Dragon's Breath vs Vintage Vogue
Dragon's Breath and Vintage Vogue come from the same Benjamin Moore collection. Hue-wise, Dragon's Breath belongs to the grey family and Vintage Vogue to the green-grey family. The 3-point LRV gap — 12 for Vintage Vogue vs 9 for Dragon's Breath — means Vintage Vogue will open up a space more effectively. Where Dragon's Breath leans red, Vintage Vogue reads green — a distinction that shifts noticeably depending on the light source and surrounding finishes. ΔE 7.5 means they're clearly different, but not dramatically so — they'd pair well in the same room. Below you'll find 3 real-room photo comparisons where both colors appear side by side, plus 5 simulated room previews.
Dragon's Breath vs Vintage Vogue in Real Spaces
3 real rooms side by side. Dragon's Breath and Vintage Vogue are close enough that the difference can be hard to judge from a chip alone — these photos show how each reads at scale, across different spaces and lighting conditions.
Bedroom
Bedrooms are typically lit with warmer, lower light than the rest of the house — a condition that flatters warm tones and deepens cool ones. At this scale, the choice between them becomes clear in a way that a swatch alone can't communicate.
Dining Room
Dining rooms often rely on warm incandescent or candlelight, which flatters warm undertones and mutes cool ones. Side by side like this, the difference is easy to read — which is exactly why seeing them in a real space is more useful than comparing chips.
Kitchen Cabinets
Cabinet color is always seen in context — against countertops, backsplash, and hardware — which amplifies undertone differences that might disappear on a plain wall. At this scale, the choice between them becomes clear in a way that a swatch alone can't communicate.
Color Details
Dragon's Breath vs Vintage Vogue Simulated Comparison
5 simulated room previews — drag the slider on each to see Dragon's Breath on one side and Vintage Vogue on the other.
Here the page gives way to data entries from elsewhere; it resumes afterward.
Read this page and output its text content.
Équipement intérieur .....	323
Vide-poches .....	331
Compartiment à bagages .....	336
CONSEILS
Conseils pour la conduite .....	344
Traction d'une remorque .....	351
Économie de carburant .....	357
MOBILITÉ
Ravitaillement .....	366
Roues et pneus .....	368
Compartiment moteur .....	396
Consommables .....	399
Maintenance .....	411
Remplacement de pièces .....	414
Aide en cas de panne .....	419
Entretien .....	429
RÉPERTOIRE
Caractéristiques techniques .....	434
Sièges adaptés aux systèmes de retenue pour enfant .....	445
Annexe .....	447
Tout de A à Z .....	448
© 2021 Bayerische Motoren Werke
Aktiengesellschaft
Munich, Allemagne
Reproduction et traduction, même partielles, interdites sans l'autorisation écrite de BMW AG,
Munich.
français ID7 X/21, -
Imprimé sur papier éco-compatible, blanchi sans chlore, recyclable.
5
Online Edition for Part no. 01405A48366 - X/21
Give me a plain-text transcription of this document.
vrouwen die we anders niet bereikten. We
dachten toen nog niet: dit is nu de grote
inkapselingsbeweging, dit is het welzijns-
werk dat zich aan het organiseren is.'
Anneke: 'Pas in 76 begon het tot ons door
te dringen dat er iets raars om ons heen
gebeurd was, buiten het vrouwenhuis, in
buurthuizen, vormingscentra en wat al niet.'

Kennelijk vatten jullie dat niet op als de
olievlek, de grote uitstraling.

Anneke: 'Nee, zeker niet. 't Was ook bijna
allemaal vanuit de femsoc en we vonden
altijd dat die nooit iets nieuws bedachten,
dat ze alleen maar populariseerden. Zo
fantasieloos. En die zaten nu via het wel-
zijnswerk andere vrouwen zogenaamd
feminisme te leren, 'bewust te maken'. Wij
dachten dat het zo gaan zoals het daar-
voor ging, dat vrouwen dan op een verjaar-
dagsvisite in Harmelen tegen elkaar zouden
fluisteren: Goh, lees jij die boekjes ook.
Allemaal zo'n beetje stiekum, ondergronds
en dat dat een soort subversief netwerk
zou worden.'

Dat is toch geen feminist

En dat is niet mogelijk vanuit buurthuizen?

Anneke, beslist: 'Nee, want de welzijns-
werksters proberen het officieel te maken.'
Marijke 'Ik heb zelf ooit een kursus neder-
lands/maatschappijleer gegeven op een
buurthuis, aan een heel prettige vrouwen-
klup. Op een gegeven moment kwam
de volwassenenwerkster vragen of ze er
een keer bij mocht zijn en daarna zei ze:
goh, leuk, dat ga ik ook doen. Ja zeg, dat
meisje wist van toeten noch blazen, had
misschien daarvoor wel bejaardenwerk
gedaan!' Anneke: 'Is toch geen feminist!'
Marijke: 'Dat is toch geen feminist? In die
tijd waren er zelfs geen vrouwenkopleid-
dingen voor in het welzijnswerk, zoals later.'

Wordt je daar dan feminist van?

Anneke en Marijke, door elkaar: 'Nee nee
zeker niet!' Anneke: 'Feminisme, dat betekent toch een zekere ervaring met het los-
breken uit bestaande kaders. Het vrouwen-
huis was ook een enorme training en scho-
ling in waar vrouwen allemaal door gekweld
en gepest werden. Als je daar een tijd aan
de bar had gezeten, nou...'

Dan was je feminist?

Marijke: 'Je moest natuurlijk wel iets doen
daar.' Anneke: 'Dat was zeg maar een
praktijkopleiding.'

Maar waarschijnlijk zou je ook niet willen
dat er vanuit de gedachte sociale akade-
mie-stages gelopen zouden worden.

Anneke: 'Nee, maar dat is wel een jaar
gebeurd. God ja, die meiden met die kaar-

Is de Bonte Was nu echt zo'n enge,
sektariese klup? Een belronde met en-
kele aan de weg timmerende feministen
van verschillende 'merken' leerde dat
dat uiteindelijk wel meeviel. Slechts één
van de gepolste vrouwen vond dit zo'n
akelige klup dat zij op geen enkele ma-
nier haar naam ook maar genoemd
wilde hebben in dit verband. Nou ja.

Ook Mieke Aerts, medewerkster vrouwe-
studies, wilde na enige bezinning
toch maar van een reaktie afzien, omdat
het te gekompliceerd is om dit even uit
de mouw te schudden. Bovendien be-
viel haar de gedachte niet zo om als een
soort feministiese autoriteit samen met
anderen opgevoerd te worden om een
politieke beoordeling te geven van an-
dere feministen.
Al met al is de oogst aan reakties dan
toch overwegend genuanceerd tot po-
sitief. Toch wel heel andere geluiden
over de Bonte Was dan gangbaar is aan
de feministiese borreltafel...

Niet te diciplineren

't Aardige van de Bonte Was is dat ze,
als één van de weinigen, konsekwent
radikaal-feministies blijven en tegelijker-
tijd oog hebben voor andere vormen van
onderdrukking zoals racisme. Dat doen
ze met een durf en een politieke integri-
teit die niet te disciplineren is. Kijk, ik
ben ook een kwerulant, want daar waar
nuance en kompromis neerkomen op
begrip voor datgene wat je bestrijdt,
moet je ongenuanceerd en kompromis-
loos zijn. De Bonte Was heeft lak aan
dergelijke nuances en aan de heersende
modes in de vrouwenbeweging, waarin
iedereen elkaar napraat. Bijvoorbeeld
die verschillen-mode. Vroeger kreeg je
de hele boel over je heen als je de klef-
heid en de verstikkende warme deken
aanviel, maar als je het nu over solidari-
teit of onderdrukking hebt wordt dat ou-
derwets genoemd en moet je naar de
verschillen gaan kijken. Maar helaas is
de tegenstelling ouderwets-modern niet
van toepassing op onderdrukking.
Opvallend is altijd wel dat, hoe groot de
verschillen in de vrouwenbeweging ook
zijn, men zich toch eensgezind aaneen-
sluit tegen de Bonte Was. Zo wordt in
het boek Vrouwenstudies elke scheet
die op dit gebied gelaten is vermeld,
Digital color is approximate. These simulations are generated from the manufacturer's hex values and overlaid on grayscale room photos — your screen's calibration, brightness, and viewing angle all affect how they render. Before committing to either color, test physical samples in your own space under the light you actually live with.
More Dragon's Breath comparisons
See how Dragon's Breath stacks up against other well-photographed colors across different brands and tones.